GUATEMALA’S PRESIDENTS: Same old corruption

A summary by Martin Mowforth – see sources below.

On 14th January [2020] Alejandro Giammattei took over as President of Guatemala from Jimmy Morales.

Guatemalan civil society groups pressured authorities to arrest President Jimmy Morales for corruption during the few hours of the 14th January between the handover to the new President and the swearing in of Morales as a representative on the Central American Parliament (Parlacen). During those few hours his immunity from prosecution lapsed and only during that time could he be arrested.

Morales and more than a dozen outgoing congressional representatives face allegations of corruption and other crimes. Unlike most previous presidents, Morales was keen to join Parlacen in order to retain his immunity from prosecution. The timetable for the swearing in to Parlacen was suddenly advanced in order to limit the time available to bring about any such arrest or prosecution.

Most of the investigations into political corruption were initiated by the UN-backed International Commission Against Impunity in Guatemala (CICIG). CICIG was formed in 2007 and exposed networks of corruption that had been entrenched in state institutions. CICIG investigations led to the resignation and arrest in 2015 of then-President Otto Pérez Molina and many in his administration. With the campaign slogan ‘neither a thief nor corrupt’ Morales won the election just weeks later, but he turned against CICIG after he, his relatives and his party were named in connection with investigations in 2017. In 2018 he refused to renew CICIG’s mandate and later barred CICIG’s head commissioner Iván Velasquez from the country.

President Giammattei represents the extreme right wing of politics and was backed by a group of hard-line former military officers who opposed the peace process which brought an end to Guatemala’s 36 year war. Amongst other things, he has no intention of bringing CICIG back but has vowed to bring back the death penalty. His only other experience of public political service was as Director of the Penitentiary System during which time he was denounced by human rights organisations for the high number of extrajudicial executions of prisoners.

Giammattei has promised to promote the extractive industries which, as experience shows us, cause forced displacement of rural and indigenous populations. He is also linked to the Foundation Against Terrorism which uses malicious prosecution to prevent defenders of human rights, land rights and environmental rights from pursuing investigations into, denunciations of and prosecutions of those who abuse these rights.

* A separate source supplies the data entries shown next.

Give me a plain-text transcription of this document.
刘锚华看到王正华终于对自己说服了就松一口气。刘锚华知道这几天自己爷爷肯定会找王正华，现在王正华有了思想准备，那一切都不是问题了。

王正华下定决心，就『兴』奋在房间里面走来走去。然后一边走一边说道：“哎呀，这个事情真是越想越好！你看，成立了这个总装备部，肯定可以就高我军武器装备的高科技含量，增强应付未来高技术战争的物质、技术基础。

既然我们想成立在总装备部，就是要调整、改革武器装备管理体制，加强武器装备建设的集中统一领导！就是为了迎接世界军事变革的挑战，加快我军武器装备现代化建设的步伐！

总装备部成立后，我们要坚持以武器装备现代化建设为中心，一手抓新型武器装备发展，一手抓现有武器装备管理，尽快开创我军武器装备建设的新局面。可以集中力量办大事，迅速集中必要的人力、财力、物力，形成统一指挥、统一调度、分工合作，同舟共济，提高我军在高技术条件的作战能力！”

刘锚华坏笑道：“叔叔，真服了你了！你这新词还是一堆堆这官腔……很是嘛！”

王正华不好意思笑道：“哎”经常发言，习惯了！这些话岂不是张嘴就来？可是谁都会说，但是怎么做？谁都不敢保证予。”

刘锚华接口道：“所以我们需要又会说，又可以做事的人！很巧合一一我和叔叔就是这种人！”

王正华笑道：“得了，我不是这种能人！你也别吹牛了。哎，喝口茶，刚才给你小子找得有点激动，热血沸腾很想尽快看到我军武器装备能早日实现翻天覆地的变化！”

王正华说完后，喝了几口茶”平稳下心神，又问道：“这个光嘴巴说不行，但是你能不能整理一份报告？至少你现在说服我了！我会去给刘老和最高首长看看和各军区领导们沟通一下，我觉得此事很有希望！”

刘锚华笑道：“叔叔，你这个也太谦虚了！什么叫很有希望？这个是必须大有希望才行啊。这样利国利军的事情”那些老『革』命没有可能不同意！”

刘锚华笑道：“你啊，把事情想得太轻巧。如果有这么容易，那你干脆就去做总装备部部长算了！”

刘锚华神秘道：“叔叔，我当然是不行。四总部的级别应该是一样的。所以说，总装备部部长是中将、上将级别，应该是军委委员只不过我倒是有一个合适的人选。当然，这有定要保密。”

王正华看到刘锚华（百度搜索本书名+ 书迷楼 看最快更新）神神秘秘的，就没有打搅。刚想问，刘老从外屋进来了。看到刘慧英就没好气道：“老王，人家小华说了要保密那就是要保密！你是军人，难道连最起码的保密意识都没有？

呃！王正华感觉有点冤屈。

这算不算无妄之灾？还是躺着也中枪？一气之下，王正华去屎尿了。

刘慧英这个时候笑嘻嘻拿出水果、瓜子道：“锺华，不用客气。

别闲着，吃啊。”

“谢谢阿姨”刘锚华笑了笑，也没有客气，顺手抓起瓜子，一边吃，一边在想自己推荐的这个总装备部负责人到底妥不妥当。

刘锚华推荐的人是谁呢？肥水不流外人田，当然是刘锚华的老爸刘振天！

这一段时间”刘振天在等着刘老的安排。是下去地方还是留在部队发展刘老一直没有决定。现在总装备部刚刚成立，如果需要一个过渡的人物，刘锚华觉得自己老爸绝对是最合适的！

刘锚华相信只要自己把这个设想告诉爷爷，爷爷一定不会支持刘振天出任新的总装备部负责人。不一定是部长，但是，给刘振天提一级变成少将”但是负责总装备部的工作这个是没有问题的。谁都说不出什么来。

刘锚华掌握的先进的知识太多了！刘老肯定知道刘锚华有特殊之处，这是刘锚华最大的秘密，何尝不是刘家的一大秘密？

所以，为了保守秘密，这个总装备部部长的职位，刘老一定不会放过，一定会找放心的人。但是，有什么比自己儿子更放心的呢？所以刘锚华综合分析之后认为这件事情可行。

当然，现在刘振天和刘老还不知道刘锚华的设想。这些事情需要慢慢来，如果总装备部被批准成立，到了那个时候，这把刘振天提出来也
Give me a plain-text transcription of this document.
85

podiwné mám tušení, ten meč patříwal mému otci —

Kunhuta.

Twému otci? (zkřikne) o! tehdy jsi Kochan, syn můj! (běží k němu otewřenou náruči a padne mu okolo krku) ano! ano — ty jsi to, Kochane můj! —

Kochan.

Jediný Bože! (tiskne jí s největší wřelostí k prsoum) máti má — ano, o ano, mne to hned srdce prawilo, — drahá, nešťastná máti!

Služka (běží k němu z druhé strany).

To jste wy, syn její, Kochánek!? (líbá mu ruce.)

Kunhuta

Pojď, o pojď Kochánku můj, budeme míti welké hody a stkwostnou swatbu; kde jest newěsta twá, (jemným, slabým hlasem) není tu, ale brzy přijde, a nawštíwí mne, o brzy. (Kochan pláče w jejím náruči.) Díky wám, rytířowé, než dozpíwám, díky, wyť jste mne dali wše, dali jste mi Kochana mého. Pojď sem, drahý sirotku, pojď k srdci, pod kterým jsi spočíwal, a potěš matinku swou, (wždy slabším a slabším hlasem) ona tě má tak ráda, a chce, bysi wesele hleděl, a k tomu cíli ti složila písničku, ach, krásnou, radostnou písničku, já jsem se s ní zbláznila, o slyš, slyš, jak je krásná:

Under the heading ‘President Alejandro Giammattei appears to be a new face backed by the same old criminal networks’, the Guatemala Human Rights Commission (GHRC) has produced an in-depth analysis of human rights concerns regarding Giammattei’s forthcoming presidency. A pdf of this analysis can be found here: [pdf version here]. 


Rights Action, 14 January 2020, ‘Changing of military-backed regimes in Guatemala’. This includes an article by Sandra Cuffe, ‘Guatemalans demand arrest of outgoing president for corruption’.

Telesur, 14 January 2020, ‘Guatemala: Giammattei takes office in a poor, insecure country’.

GHRC, 15 January 2020, ‘No relief in sight: President Alejandro Giammattei appears to be a new face backed by the same old criminal networks’.